Looking over ISSX, we see where the company had to lower expectations for the third quarter after a shortfall in earnings for the second quarter.

However, no one at ISSX could have possibly fortold their luck in having a worm/virus loosed upon the internet in the 3rd quarter which is knocking businesses for a loop.

I picked up shares of ISSX yesterday at 12.54 per share. I did this on the daily charts which had a 3 soldier rising chart pattern.

ISSX finished the day at 12.62. This candlestick took out the 12.50 resistance set on the gap down day, July 18.

Yesterday was the fifth straight up day for ISSX with increasing volume on each susequent day.

The weekly chart shows a strong white candlestick growing towards the down trendline pulled from May 2002. The previous week's white candlestick formed a bullish harami.
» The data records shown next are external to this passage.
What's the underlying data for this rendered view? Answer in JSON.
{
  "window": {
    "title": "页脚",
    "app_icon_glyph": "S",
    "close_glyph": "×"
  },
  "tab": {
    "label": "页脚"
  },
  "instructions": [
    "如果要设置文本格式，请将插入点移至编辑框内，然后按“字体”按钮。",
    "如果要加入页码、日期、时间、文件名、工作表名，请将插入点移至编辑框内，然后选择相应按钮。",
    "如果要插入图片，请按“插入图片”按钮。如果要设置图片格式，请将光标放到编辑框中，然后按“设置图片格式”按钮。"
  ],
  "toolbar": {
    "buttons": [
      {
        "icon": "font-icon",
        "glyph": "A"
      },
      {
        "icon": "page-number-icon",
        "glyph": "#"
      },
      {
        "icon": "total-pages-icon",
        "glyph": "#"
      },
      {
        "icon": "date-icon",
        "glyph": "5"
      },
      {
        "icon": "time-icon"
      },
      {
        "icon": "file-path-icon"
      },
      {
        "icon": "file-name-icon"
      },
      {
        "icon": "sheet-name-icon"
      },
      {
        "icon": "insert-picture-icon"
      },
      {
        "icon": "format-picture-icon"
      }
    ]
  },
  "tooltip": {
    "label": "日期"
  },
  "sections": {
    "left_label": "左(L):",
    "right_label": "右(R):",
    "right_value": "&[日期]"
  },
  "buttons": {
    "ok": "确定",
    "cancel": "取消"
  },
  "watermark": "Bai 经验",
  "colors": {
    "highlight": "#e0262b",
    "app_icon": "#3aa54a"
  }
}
This downtrendline was kissed five times since May 2002, and then ISSX would continue to fall. I feel the sixth time will be a charm, and I look for ISSX to bust through that weekly downtrendline which is meeting a slowly growing uptrendline from the yearly low set in May.

The monthly trendline is one to take your time smiling over. The all time high, set back in February 2000 is $141.00.

Yeah, I know, the internet bubble burst right about then too. But if you take time to draw the down channel from that all time high, guess what? The current monthly candlestick is a hair away from finally bursting through this 3 1/2 year old down trendline.

All I can say is watch or trade along with me. I'm in. And internet security is on everyone's lips and on the front page of every newspaper in America at the moment.

I recommend you give this one a look.
Low for the last 52 weeks was 9.85, the high 26.77.